Anta – “Pode-se dizer que, participando de um e outro animal, é semi-vaca e semi-asno”.

Gambá – “Tem mau cheiro e não o comem os índios de boa vontade”.

Preguiça – “Do tamanho de um cão d’água grande, e sua cara de bugio se assemelha a um rosto humano. (…) Por causa das unhas, nossos tupinambás, que andam sempre nus, não gostam de folgar com ele. O que parece fabuloso, mas é referido não só por moradores da terra, bem como por adventícios com longa residência no país, é não ter jamais ninguém visto esse bicho comer, nem no campo nem em casa, e julgam muitos que ele vive de vento”.

Porcos d’água, cavalos armados, peixes que curam

Há muita coisa boa em Brasil, a história contada por quem viu (Mameluco, 652 páginas), com organização de Jorge Caldeira e equipe, uma coletânea de descrições em primeira pessoa que cobrem desde a chegada de Pedro Alvares Cabral – registrada na carta de Pero Vaz de Caminha – até eventos recentes como a queda de Collor, prenunciada pela entrevista célebre de seu irmão à Veja. Entre um e outro ponto, o suicídio de Getúlio Vargas (contado em sua carta de despedida), a estréia de Pelé (numa crônica de Nelson Rodrigues), um relato de Carlos Lacerda sobre um jantar com Jânio às vésperas de sua renúncia e textos como o do missionário Fernão Cardim (c.1540-1625), dirigido a leitores europeus que nunca tinham ouvido falar de animais como:

Capivara – “Desses porcos d’água há muito e são do tamanho dos porcos, mas diferem nas feições.”

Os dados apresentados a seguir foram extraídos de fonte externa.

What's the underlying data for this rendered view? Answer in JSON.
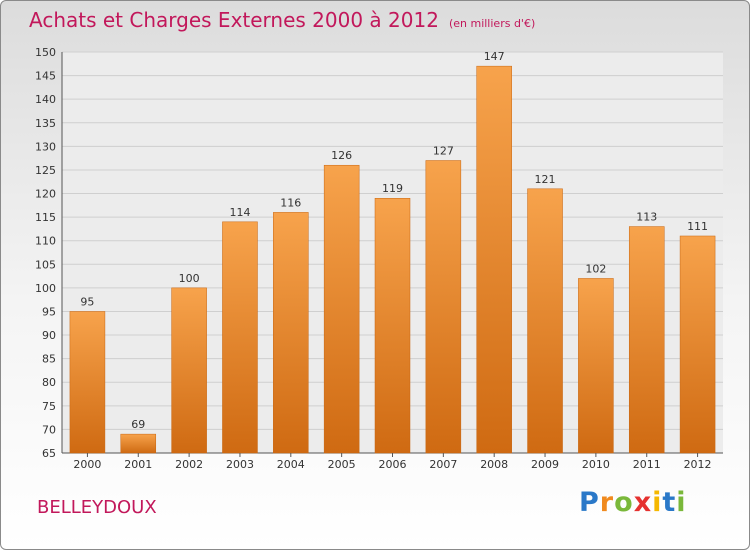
{
  "chart_data": {
    "type": "bar",
    "title": "Achats et Charges Externes 2000 à 2012",
    "unit_note": "(en milliers d'€)",
    "categories": [
      "2000",
      "2001",
      "2002",
      "2003",
      "2004",
      "2005",
      "2006",
      "2007",
      "2008",
      "2009",
      "2010",
      "2011",
      "2012"
    ],
    "values": [
      95,
      69,
      100,
      114,
      116,
      126,
      119,
      127,
      147,
      121,
      102,
      113,
      111
    ],
    "ylim": [
      65,
      150
    ],
    "yticks": [
      65,
      70,
      75,
      80,
      85,
      90,
      95,
      100,
      105,
      110,
      115,
      120,
      125,
      130,
      135,
      140,
      145,
      150
    ],
    "grid": true,
    "bar_color": "#f08a2a",
    "legend": "none"
  },
  "commune": "BELLEYDOUX",
  "brand": {
    "letters": [
      "P",
      "r",
      "o",
      "x",
      "i",
      "t",
      "i"
    ],
    "colors": [
      "#2a78c8",
      "#f08a1e",
      "#7ab83a",
      "#e5312f",
      "#f5b800",
      "#2a78c8",
      "#7ab83a"
    ]
  }
}
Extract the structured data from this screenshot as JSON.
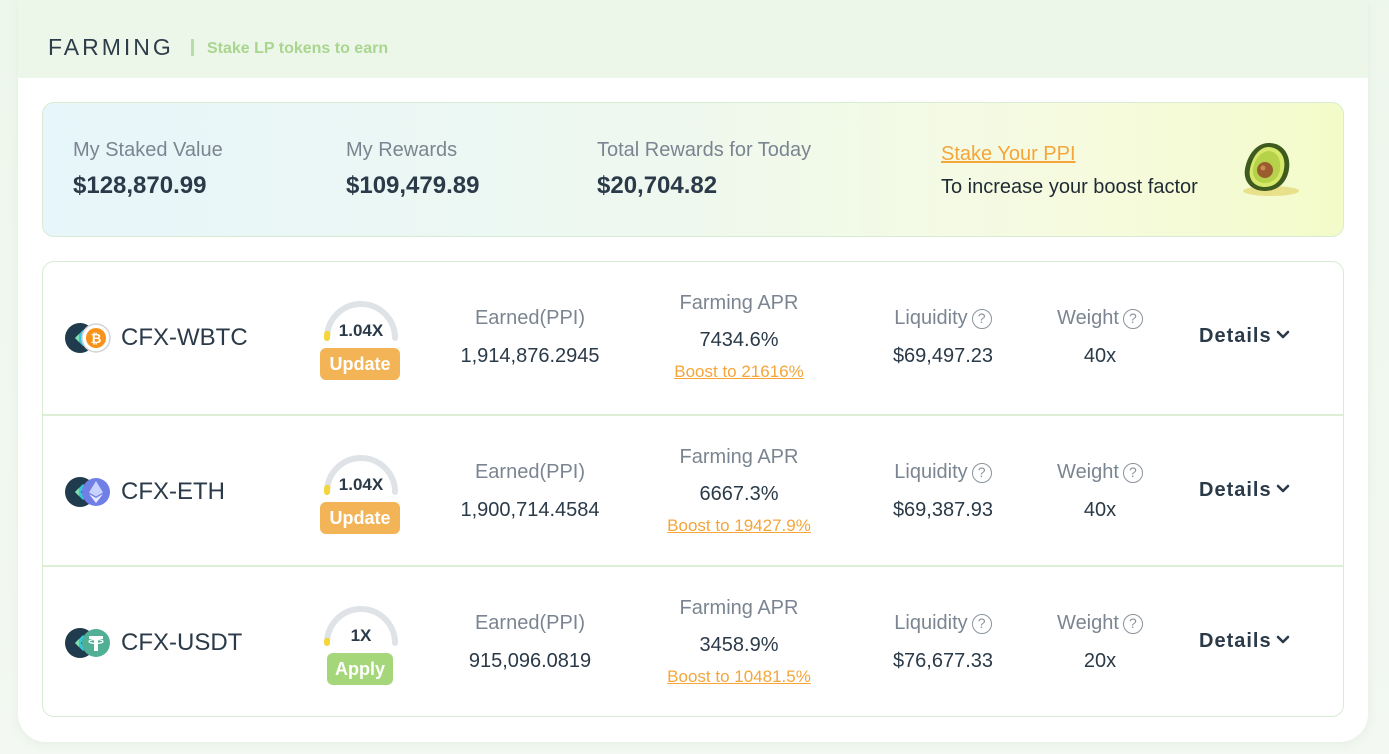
{
  "header": {
    "title": "FARMING",
    "subtitle": "Stake LP tokens to earn"
  },
  "summary": {
    "staked_label": "My Staked Value",
    "staked_value": "$128,870.99",
    "rewards_label": "My Rewards",
    "rewards_value": "$109,479.89",
    "today_label": "Total Rewards for Today",
    "today_value": "$20,704.82",
    "stake_link": "Stake Your PPI",
    "stake_desc": "To increase your boost factor",
    "mascot_icon": "avocado-icon"
  },
  "labels": {
    "earned": "Earned(PPI)",
    "apr": "Farming APR",
    "liquidity": "Liquidity",
    "weight": "Weight",
    "details": "Details",
    "help": "?"
  },
  "pools": [
    {
      "pair": "CFX-WBTC",
      "icons": [
        "cfx-icon",
        "btc-icon"
      ],
      "boost": "1.04X",
      "boost_level": 0.04,
      "button": "Update",
      "earned": "1,914,876.2945",
      "apr": "7434.6%",
      "boost_apr": "Boost to 21616%",
      "liquidity": "$69,497.23",
      "weight": "40x"
    },
    {
      "pair": "CFX-ETH",
      "icons": [
        "cfx-icon",
        "eth-icon"
      ],
      "boost": "1.04X",
      "boost_level": 0.04,
      "button": "Update",
      "earned": "1,900,714.4584",
      "apr": "6667.3%",
      "boost_apr": "Boost to 19427.9%",
      "liquidity": "$69,387.93",
      "weight": "40x"
    },
    {
      "pair": "CFX-USDT",
      "icons": [
        "cfx-icon",
        "usdt-icon"
      ],
      "boost": "1X",
      "boost_level": 0.02,
      "button": "Apply",
      "earned": "915,096.0819",
      "apr": "3458.9%",
      "boost_apr": "Boost to 10481.5%",
      "liquidity": "$76,677.33",
      "weight": "20x"
    }
  ],
  "colors": {
    "accent": "#f5a53a",
    "update_button": "#f3b457",
    "apply_button": "#a5d67a",
    "gauge_fill": "#f5d63a"
  }
}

Tatu – “Tem o focinho muito comprido, o corpo cheio de coisas parecidas com lâminas, com que fica armado (…). Essas lâminas são tão duras que nenhuma flecha as pode atravessar, se não pelas ilhargas. Furam de tal maneira, já aconteceu de 27 homens com enxadas não poderem cavar tanto quanto um cavava com o focinho (…). É animal para se ver, ao qual chamam de ‘cavalo armado’.”

Peixe-boi – “Nas feições, parece animal terrestre e principalmente boi: a cabeça é toda de boi, com couro, cabelos, orelhas, olhos e língua. (…) Na cabeça, sobre os olhos e junto aos miolos, tem duas pedras de bom tamanho, alvas, e pesadas, que são de muita estima e único remédio para dor de pedra (cálculo renal), porque feita em pó e bebida em vinho, ou água, faz a pedra ser expelida. Certa vez, tomando-a uma pessoa, depois de várias experiências, antes de uma hora expeliu uma pedra do tamanho de uma amêndoa e ficou sã, estando dantes para morrer.(…) São muito grandes e alguns pesam dez, e outros quinze quintais (cada quintal equivale a 60 kg). Já se matou peixe que cem homens não o puderam tirar fora d’água, e nela o desfizeram”.

Festas e fatwas

Esta semana acontece a edição de Los Angeles da já célebre Lebowski Fest, em que a rapaziada joga boliche e toma white russians como se estivesse naquele que é o filme mais alucinado dos irmãos Coen. O evento, que nasceu no Kentucky, mostra que O grande Lebowski ultrapassou as barreiras do cult movie para se incorporar ao imaginário dos Estados Unidos.

Talvez dê para dizer que essa é a forma definitiva de aclamação artística, muito além do mero aplauso de crítica ou do público. O que é uma resenha na Cahiers du cinéma perto de um casamento celebrado por um padre vestido de Darth Vader, ou de um diretor comercial que, como alegremente revelou numa reportagem da Folha há alguns meses, usa métodos do Capitão Nascimento para motivar seus subordinados? É bastante incomum a arte interferir no mundo real. Quando acontece, é uma prova inegável de seu poder – estético, sociológico, moral, seja lá qual for.

Um exemplo do outro lado da moeda, ou seja, da variante mais concreta e sombria de rejeição cultural, costuma ser usado por um amigo quando o assunto é o radicalismo da crítica: a condenação do Aiatolá Khomeini ao romance Os versos satânicos, de Salman Rushdie.